Personnellement, je me réjouis de voir tous les sites d’informations qui se développent et donnent en temps réel l’actualité politique au Sénégal. Mais là où le bât blesse, c’est qu’aucun travail d’analyse sérieux n’est fait pour mettre en perspective cette information. Nous y lisons à longueur d’articles, des déclarations, contre-déclarations et annonces tonitruantes qui auraient leur place dans la rubrique fait divers. Le travail de réflexivité qui est le propre du journaliste politique, est minimaliste sur ces sites.

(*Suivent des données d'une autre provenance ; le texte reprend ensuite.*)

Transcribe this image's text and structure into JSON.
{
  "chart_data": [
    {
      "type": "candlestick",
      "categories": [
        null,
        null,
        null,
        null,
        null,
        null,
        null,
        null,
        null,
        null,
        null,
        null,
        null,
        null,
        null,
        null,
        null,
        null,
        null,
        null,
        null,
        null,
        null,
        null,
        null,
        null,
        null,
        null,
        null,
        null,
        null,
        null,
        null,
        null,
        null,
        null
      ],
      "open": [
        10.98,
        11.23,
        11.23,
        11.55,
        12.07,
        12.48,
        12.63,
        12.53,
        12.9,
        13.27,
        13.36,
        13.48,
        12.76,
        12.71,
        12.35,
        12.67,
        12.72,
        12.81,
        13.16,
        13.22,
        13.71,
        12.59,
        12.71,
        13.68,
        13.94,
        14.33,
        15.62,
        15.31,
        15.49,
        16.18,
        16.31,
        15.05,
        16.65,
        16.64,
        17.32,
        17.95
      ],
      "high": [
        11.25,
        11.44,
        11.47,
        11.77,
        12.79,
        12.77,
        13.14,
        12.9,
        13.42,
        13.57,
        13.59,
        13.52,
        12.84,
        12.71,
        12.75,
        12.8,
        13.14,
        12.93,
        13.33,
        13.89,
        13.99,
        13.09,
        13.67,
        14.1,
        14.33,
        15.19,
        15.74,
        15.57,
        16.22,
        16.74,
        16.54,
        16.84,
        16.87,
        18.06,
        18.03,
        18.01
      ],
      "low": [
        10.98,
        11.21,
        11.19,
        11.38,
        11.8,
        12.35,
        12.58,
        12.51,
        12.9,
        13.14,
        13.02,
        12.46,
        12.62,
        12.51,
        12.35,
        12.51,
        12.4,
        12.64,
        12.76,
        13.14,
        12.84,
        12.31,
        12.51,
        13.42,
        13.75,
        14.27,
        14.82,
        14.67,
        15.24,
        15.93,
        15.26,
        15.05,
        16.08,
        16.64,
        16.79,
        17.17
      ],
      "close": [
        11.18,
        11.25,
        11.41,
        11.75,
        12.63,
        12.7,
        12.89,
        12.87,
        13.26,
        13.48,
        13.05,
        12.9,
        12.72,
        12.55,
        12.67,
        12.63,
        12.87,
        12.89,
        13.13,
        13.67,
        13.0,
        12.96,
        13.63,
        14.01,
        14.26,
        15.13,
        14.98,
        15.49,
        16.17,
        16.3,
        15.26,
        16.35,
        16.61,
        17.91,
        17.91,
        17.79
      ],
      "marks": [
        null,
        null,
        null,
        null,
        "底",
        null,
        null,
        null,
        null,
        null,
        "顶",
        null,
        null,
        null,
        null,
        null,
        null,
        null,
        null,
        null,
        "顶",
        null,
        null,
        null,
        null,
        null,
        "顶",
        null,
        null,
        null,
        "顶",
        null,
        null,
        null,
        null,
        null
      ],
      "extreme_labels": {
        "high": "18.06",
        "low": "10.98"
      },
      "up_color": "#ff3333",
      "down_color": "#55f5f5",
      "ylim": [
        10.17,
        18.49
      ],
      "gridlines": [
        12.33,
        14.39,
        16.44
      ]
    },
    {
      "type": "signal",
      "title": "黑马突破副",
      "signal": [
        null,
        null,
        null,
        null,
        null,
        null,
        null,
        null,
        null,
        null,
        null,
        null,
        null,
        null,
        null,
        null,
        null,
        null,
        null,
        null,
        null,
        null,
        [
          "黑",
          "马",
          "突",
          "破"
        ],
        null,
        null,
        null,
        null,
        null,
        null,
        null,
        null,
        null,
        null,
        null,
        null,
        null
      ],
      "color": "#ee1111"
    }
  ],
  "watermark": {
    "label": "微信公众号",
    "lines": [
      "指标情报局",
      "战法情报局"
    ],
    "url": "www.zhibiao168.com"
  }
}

A mon sens, le travail d’un journaliste doit être de savoir prendre du recul face à des déclarations politiques pour se donner le temps de l’analyse, de la mise en perspective. Se laisser happer par le tourbillon de l’actualité a comme résultats, les articles mal ficelés que nous lisons à longueur de journée sur ces sites ; je vous épargnerai les fautes d’orthographes, de syntaxe et de grammaire digne d’un élève de sixième… Oui, n’est pas journaliste qui veut. C’est un métier ! Je ne remets pas en cause seulement leurs compétences mais la méthode de travail : courir derrière l’information avec pour seul impératif, la faire publier le plus rapidement possible n’est pas compatible avec le travail d’analyse sérieux du journalisme.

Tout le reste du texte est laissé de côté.